Following the best-ever report from Apple with $111.4 billion in revenue, including a 22% quarter increase in iPhone sales and a 24% increase in selling results for various services and apps, Apple shares failed to test the level of $144 per share on Thursday, which was reached a day before on expectations, and the price even declined yesterday to the $137 area. Microsoft fell from $242 on post-market trading on Tuesday as a reaction to the Q4 report, to below $230 per share at Wednesday's close. However, the report was really great, where earnings from Azure cloud service rose by 50% year-on-year, and all other indicators were seen to be excellent. Despite this, on the next day Microsoft shares touched the price zone above $242 again, but yesterday at the close they slipped again below $239.
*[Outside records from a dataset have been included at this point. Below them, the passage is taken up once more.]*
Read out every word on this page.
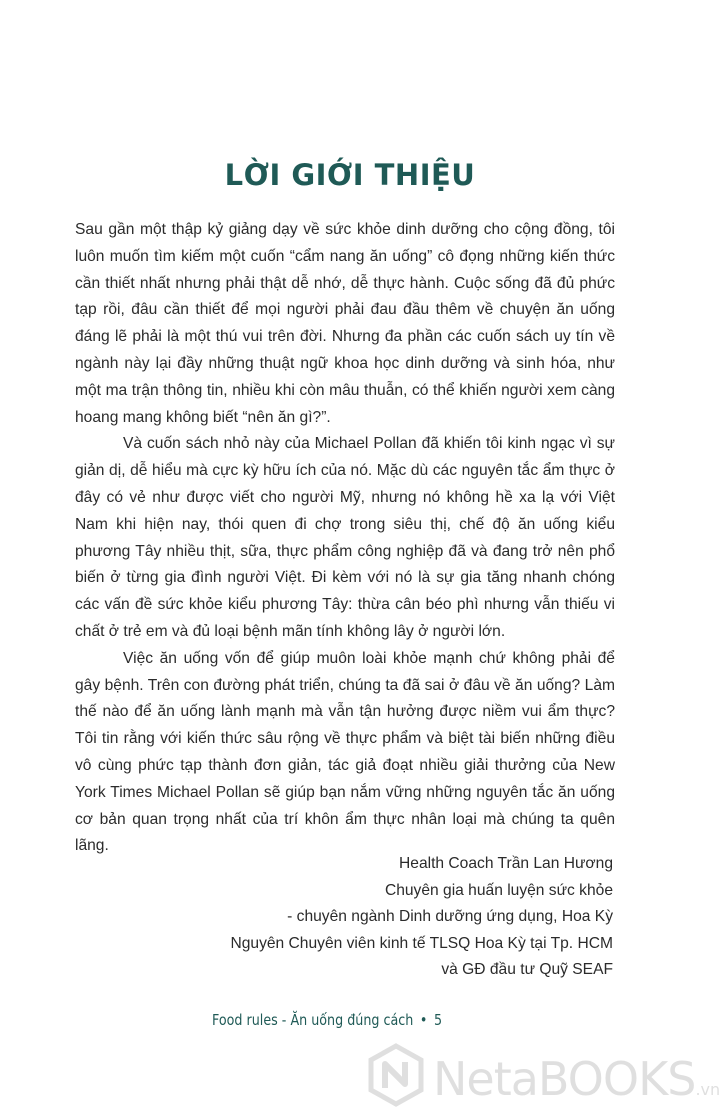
LỜI GIỚI THIỆU

Sau gần một thập kỷ giảng dạy về sức khỏe dinh dưỡng cho cộng đồng, tôi luôn muốn tìm kiếm một cuốn “cẩm nang ăn uống” cô đọng những kiến thức cần thiết nhất nhưng phải thật dễ nhớ, dễ thực hành. Cuộc sống đã đủ phức tạp rồi, đâu cần thiết để mọi người phải đau đầu thêm về chuyện ăn uống đáng lẽ phải là một thú vui trên đời. Nhưng đa phần các cuốn sách uy tín về ngành này lại đầy những thuật ngữ khoa học dinh dưỡng và sinh hóa, như một ma trận thông tin, nhiều khi còn mâu thuẫn, có thể khiến người xem càng hoang mang không biết “nên ăn gì?”.

Và cuốn sách nhỏ này của Michael Pollan đã khiến tôi kinh ngạc vì sự giản dị, dễ hiểu mà cực kỳ hữu ích của nó. Mặc dù các nguyên tắc ẩm thực ở đây có vẻ như được viết cho người Mỹ, nhưng nó không hề xa lạ với Việt Nam khi hiện nay, thói quen đi chợ trong siêu thị, chế độ ăn uống kiểu phương Tây nhiều thịt, sữa, thực phẩm công nghiệp đã và đang trở nên phổ biến ở từng gia đình người Việt. Đi kèm với nó là sự gia tăng nhanh chóng các vấn đề sức khỏe kiểu phương Tây: thừa cân béo phì nhưng vẫn thiếu vi chất ở trẻ em và đủ loại bệnh mãn tính không lây ở người lớn.

Việc ăn uống vốn để giúp muôn loài khỏe mạnh chứ không phải để gây bệnh. Trên con đường phát triển, chúng ta đã sai ở đâu về ăn uống? Làm thế nào để ăn uống lành mạnh mà vẫn tận hưởng được niềm vui ẩm thực? Tôi tin rằng với kiến thức sâu rộng về thực phẩm và biệt tài biến những điều vô cùng phức tạp thành đơn giản, tác giả đoạt nhiều giải thưởng của New York Times Michael Pollan sẽ giúp bạn nắm vững những nguyên tắc ăn uống cơ bản quan trọng nhất của trí khôn ẩm thực nhân loại mà chúng ta quên lãng.

Health Coach Trần Lan Hương
Chuyên gia huấn luyện sức khỏe
- chuyên ngành Dinh dưỡng ứng dụng, Hoa Kỳ
Nguyên Chuyên viên kinh tế TLSQ Hoa Kỳ tại Tp. HCM
và GĐ đầu tư Quỹ SEAF
Food rules - Ăn uống đúng cách • 5
NetaBOOKS.vn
Much more examples could be cited, but all of them indicate an increase in volatility and caution of the investment community in relation to price levels even for high-capitalisation and famous stocks. At the same time, the market is in no hurry to further sell off some shares that fell in price after weaker-than-expected reports, like Boeing, American Express and Starbucks, as they are probably keeping in mind some higher targets for the future. It looks like markets are going to face a tug-of war between common sense and the mental garbage in the coming days, and all this is again happening against a background of a continued misalignment between "too high" (or maybe not "too high"?) prices of some leading assets and a slow recovery of global economy due to delays in vaccinations and continued restrictions in many countries. Personal money management is seen to be one of the main keys to the reasonable profit/risks ratio in the current rather turbulent market.